On my way back from Florida State University’s Strozier Library, I decided to ride past Florida A&M University’s Gaither Gym to witness firsthand the spectacle that is homecoming.
I had no intentions of stopping, so after driving by and seeing the let out from the fashion show hadn’t yet commenced, I left.
When I reached a light at the intersection of Gamble and Lake Bradford, the light was green so I made a right just as I’ve done no less than 100 times during my three-year residency in Tallahassee. As I drove, I saw three patrol cars lined on either side of the street.

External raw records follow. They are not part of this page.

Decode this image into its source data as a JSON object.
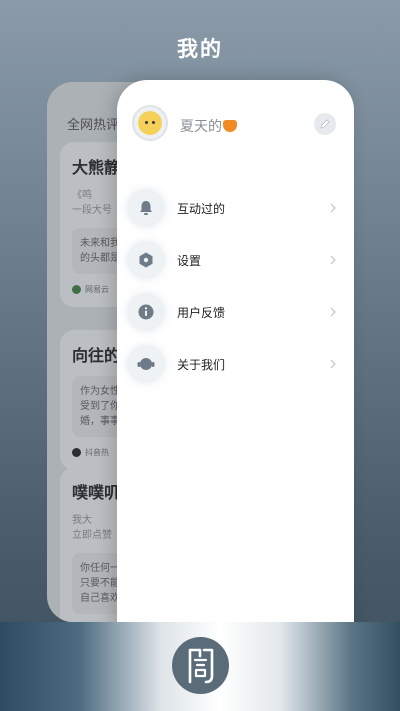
{
  "page": {
    "title": "我的"
  },
  "feed": {
    "header": "全网热评",
    "items": [
      {
        "title": "大熊静",
        "sub_line1": "《鸣",
        "sub_line2": "一段大号",
        "quote_line1": "未来和我",
        "quote_line2": "的头都是",
        "source": "网易云"
      },
      {
        "title": "向往的",
        "quote_line1": "作为女性",
        "quote_line2": "受到了你",
        "quote_line3": "婚，事事",
        "source": "抖音热"
      },
      {
        "title": "噗噗叽",
        "sub_line1": "我大",
        "sub_line2": "立即点赞",
        "quote_line1": "你任何一",
        "quote_line2": "只要不能",
        "quote_line3": "自己喜欢"
      }
    ]
  },
  "profile": {
    "username": "夏天的",
    "avatar": "yellow-cartoon-avatar",
    "fox_emoji": "fox-emoji",
    "edit_icon": "pencil-icon"
  },
  "menu": {
    "items": [
      {
        "label": "互动过的",
        "icon": "bell-icon"
      },
      {
        "label": "设置",
        "icon": "settings-icon"
      },
      {
        "label": "用户反馈",
        "icon": "info-icon"
      },
      {
        "label": "关于我们",
        "icon": "headset-icon"
      }
    ]
  },
  "app_logo": {
    "icon": "app-logo-icon"
  },
  "colors": {
    "accent": "#5a6c79",
    "menu_label": "#222222",
    "username": "#8a8f95",
    "icon": "#6d7c88"
  }
}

As I was traveling at only 30 miles per hour, I saw no reason to be alarmed. But sure enough, blue and red lights shone clearly in my rear view mirror, and I was pulled over in the Subway parking lot.
The police officer said that I had failed to come to a complete stop at a stop sign located in the right hand lane of the Gamble and Lake Bradford intersection. Regardless of whether the light was green, the cop said, I had been required to stop.

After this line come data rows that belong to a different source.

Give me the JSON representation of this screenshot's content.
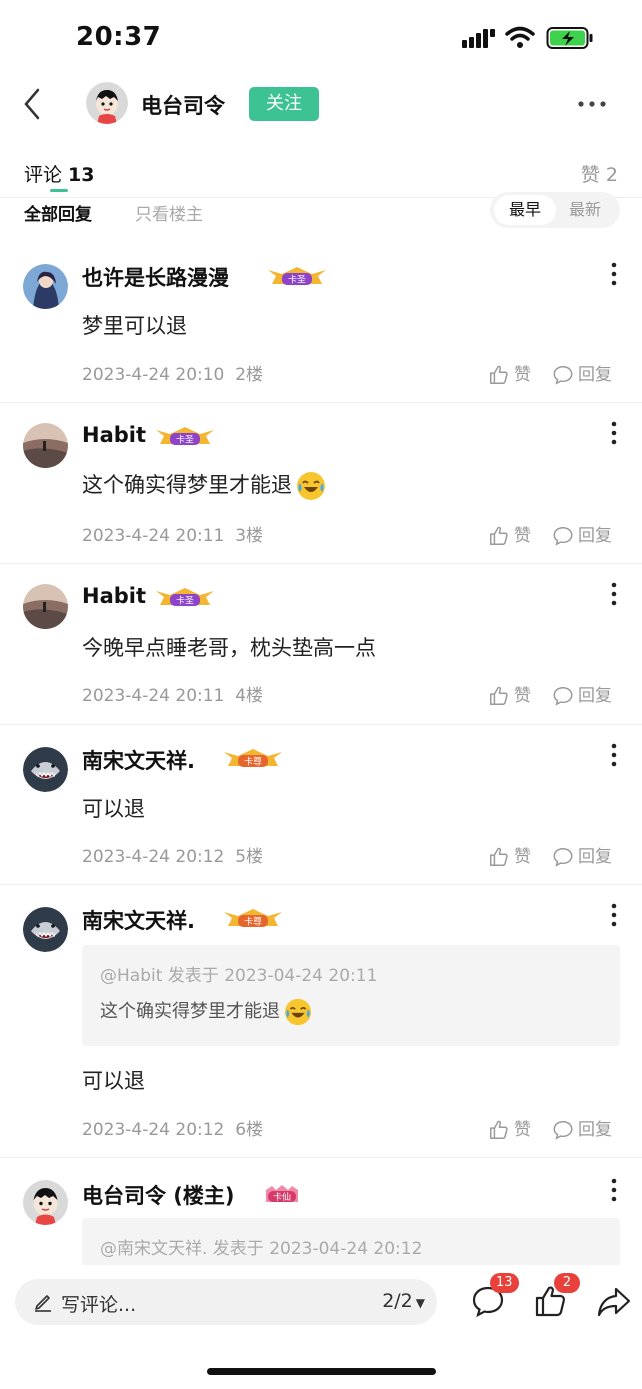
{
  "status_bar": {
    "time": "20:37"
  },
  "header": {
    "host_name": "电台司令",
    "follow_label": "关注"
  },
  "tabs": {
    "comments_label": "评论",
    "comments_count": "13",
    "likes_label": "赞",
    "likes_count": "2"
  },
  "filters": {
    "all": "全部回复",
    "host_only": "只看楼主",
    "sort_earliest": "最早",
    "sort_latest": "最新"
  },
  "actions": {
    "like": "赞",
    "reply": "回复"
  },
  "comments": [
    {
      "name": "也许是长路漫漫",
      "text": "梦里可以退",
      "time": "2023-4-24 20:10",
      "floor": "2楼",
      "badge": "卡圣",
      "avatar_icon": "anime-avatar-icon"
    },
    {
      "name": "Habit",
      "text": "这个确实得梦里才能退",
      "emoji": "laugh-cry-emoji",
      "time": "2023-4-24 20:11",
      "floor": "3楼",
      "badge": "卡圣",
      "avatar_icon": "landscape-avatar-icon"
    },
    {
      "name": "Habit",
      "text": "今晚早点睡老哥，枕头垫高一点",
      "time": "2023-4-24 20:11",
      "floor": "4楼",
      "badge": "卡圣",
      "avatar_icon": "landscape-avatar-icon"
    },
    {
      "name": "南宋文天祥.",
      "text": "可以退",
      "time": "2023-4-24 20:12",
      "floor": "5楼",
      "badge": "卡尊",
      "avatar_icon": "shark-avatar-icon"
    },
    {
      "name": "南宋文天祥.",
      "quote_head": "@Habit 发表于 2023-04-24 20:11",
      "quote_text": "这个确实得梦里才能退",
      "quote_emoji": "laugh-cry-emoji",
      "text": "可以退",
      "time": "2023-4-24 20:12",
      "floor": "6楼",
      "badge": "卡尊",
      "avatar_icon": "shark-avatar-icon"
    },
    {
      "name": "电台司令 (楼主)",
      "quote_head": "@南宋文天祥. 发表于 2023-04-24 20:12",
      "badge": "卡仙",
      "avatar_icon": "cartoon-avatar-icon"
    }
  ],
  "bottom_bar": {
    "write_placeholder": "写评论...",
    "page_indicator": "2/2",
    "comment_count": "13",
    "like_count": "2"
  },
  "colors": {
    "accent": "#3cc293",
    "badge_red": "#e8403b"
  }
}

My immediate thought was that I had never before seen anyone stop there when the light was green, and never had I seen violation of this rule enforced. What’s more, I’ve never seen such a frivolous traffic offense being enforced by such a large contingent of policemen.
And then it clicked.
Sure, the infraction was failure to stop at a stop sign that 95 percent of the general public doesn’t acknowledge. But my real crime was being in the vicinity of one of FAMU’s homecoming events, which is perceived by Tallahassee Police Department officials as nothing more than a glorified hotbed of criminal activity.
After I was issued my citation, I saw a cop pull another car over in back of me, and watched in disbelief as another patrol car pulled out to stop yet another.

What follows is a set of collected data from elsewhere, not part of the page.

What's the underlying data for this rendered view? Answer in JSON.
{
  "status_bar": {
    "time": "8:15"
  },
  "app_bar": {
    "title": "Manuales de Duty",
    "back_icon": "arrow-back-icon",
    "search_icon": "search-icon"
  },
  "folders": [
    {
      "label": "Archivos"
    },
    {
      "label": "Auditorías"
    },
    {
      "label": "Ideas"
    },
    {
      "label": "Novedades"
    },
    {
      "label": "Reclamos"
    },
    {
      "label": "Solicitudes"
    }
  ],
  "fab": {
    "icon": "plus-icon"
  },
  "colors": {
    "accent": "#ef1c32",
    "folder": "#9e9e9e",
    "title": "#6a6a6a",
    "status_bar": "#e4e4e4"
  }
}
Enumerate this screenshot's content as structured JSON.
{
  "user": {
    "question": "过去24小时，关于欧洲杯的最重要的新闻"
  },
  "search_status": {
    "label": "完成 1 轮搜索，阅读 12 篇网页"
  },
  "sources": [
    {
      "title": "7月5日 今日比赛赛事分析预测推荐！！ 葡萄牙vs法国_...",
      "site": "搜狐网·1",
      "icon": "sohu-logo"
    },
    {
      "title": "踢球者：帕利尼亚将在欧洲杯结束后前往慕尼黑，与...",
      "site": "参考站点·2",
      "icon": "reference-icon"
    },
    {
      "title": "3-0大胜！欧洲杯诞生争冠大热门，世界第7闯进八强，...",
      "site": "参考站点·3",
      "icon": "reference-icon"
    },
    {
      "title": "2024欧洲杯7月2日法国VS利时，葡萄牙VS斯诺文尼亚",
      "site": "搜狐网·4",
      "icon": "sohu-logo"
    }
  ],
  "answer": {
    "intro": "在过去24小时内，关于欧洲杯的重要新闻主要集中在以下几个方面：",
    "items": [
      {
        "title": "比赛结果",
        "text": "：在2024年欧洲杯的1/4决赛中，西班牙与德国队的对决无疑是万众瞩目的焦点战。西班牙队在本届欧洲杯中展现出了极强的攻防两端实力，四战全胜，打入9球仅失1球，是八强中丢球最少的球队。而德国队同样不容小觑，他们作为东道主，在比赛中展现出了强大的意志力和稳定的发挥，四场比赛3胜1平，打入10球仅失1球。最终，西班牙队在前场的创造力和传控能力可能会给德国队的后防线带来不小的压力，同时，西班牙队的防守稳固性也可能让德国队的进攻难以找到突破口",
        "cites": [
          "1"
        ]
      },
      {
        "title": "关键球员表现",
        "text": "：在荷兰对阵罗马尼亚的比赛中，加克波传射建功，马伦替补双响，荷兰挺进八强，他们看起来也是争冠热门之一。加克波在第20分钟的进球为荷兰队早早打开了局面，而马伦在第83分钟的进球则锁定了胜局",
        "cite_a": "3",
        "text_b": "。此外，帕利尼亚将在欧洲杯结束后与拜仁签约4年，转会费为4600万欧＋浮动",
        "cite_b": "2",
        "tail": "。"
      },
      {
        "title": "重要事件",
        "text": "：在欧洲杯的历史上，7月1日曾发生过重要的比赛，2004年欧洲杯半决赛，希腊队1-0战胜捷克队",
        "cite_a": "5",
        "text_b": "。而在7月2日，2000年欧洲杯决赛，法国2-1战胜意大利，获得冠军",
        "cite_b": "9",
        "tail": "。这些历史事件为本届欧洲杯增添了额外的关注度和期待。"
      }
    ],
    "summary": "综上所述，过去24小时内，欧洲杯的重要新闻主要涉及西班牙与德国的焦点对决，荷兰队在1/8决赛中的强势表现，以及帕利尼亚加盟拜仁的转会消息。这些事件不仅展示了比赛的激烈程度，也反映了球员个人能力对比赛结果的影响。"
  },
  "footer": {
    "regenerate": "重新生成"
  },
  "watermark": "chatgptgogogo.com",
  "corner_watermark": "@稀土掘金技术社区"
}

What’s happening is quite obvious.
TPD has placed FAMU’s homecoming festivities in the crosshairs of an intense, extensive and prejudicial scrutiny that crosses the line of egregiousness when one juxtaposes the manpower, resources and effort used to implement such operations with the positive ideals that homecoming is constructed to promote.
In the capital of a state where it is presumably OK for police to beat a black teenager to death, TPD’s actions are evidence of an apparent tacit complicity among Florida’s police force in the deprivation and or inhibition of blacks’ constitutionally guaranteed rights.
Even after the homecoming events are over, be mindful of the decisions you make because it doesn’t take a canine to smell the odor of injustice wafting about.